The quantum workflow is simplified by application functions like QUICK-PDE. They use classical inputs (such physical parameters) and return domain-familiar classical outputs to make quantum approaches easier to integrate into present operations without needing to build a quantum pipeline.
This allows domain experts, data scientists, and business developers to study challenges that require HPC resources or are difficult to solve.
The function supports “job,” “session,” and “batch” execution modes. The default mode is “job”. A dictionary contains input parameters.
Use_case (“CFD” or “MD”) and physical_parameters specific to the use case (e.g., a, b for CFD; t, K, n, b, epsilon_0, sigma_0 for MD) are crucial. Users can adjust nb_qubits, depth, optimiser, shots, optimizer_options, initialisation, backend_name, and mode using optional arguments.

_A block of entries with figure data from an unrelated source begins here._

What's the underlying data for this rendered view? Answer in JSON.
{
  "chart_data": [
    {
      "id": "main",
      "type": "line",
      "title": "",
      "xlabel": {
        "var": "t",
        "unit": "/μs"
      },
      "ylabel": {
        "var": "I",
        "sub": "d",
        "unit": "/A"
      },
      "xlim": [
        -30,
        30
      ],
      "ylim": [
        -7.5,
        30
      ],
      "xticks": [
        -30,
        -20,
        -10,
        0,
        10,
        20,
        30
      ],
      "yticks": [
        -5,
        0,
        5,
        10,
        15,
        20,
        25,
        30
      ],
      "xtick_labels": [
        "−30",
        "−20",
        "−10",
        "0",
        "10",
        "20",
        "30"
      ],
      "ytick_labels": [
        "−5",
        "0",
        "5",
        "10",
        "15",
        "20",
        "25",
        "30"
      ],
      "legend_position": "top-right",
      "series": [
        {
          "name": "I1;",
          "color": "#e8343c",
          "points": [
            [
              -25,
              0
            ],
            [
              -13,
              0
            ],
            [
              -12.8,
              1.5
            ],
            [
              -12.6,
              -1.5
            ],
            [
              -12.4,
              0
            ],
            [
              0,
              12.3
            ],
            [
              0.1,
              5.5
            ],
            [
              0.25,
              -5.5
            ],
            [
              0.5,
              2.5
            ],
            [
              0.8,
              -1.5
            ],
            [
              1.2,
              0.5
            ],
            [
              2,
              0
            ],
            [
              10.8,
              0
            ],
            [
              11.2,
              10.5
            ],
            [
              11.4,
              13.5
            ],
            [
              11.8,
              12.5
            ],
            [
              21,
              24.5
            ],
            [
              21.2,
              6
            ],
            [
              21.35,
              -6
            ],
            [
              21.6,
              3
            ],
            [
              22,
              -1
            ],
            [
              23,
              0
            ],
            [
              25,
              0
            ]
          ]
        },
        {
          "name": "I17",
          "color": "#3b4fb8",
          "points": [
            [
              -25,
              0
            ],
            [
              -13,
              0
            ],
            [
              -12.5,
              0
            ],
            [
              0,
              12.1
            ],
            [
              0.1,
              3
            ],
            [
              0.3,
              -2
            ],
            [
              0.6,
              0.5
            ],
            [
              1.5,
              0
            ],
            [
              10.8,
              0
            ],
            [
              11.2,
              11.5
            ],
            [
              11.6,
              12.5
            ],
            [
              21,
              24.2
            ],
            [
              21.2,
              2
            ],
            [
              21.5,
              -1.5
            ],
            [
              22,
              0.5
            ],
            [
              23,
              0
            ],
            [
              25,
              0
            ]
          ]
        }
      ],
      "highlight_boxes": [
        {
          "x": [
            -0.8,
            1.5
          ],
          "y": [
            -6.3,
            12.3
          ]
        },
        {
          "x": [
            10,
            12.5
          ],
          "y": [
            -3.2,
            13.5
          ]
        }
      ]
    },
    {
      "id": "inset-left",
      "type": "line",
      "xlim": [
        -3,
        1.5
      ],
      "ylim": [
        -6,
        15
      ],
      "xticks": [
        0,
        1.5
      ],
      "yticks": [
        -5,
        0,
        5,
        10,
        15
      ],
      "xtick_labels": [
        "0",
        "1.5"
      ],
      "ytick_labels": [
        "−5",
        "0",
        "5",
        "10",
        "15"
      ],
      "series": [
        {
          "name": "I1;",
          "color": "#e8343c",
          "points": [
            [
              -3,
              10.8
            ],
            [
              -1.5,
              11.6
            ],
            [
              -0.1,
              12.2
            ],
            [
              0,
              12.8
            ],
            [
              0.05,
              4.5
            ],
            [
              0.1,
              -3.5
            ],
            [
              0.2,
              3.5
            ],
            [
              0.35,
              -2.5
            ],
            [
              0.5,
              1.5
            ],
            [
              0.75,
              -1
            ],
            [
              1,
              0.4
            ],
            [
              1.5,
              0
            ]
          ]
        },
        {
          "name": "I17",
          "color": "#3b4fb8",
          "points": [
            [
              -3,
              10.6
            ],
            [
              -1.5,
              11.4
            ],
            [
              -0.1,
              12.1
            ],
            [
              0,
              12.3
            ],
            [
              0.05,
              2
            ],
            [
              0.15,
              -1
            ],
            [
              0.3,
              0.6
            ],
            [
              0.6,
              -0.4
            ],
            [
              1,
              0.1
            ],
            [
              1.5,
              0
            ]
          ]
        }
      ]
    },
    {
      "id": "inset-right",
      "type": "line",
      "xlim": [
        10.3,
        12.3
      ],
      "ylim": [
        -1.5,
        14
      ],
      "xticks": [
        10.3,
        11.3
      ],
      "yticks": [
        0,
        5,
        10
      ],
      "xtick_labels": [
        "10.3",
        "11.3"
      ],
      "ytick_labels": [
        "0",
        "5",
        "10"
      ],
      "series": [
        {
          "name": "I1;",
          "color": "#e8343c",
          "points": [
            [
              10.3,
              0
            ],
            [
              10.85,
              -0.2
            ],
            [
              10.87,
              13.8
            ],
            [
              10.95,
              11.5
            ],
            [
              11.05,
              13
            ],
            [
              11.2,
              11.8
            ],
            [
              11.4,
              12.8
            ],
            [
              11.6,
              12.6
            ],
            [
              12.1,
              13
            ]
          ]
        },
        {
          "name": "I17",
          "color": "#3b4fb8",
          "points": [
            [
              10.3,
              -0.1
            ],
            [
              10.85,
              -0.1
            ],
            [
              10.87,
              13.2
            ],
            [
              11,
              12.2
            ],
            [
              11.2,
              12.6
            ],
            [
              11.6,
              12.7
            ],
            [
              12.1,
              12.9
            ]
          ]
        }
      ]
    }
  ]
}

The function's output is a dictionary of sample points for each variable and its computed values. For instance, the CFD scenario provides u(t,x) function values and t and x samples. In MD, x samples and function values for u(x) and sigma(x) are presented. The resulting array's structure matches the variables' alphabetic sample points.
Benchmarks for Inviscid Burgers' equation and Hypoelastic 1D tensile test show statistics like qubit usage, initialisation method, error ($\approx 10^{-2}$), duration, and runtime utilisation.
A tutorial on modelling a flowing non-viscous fluid with QUICK-PDE covers setting up starting conditions, adjusting quantum hardware parameters, performing the function, and applying the results. The manual provides MD and CFD examples.
In conclusion, QUICK-PDE can be used to investigate hybrid quantum-classical algorithms for addressing complex multiphysics problems, which may enhance modelling precision and simulation time. It is a significant example of quantum value in scientific computing and a step towards opening doors previously inaccessible with regular instrumentation.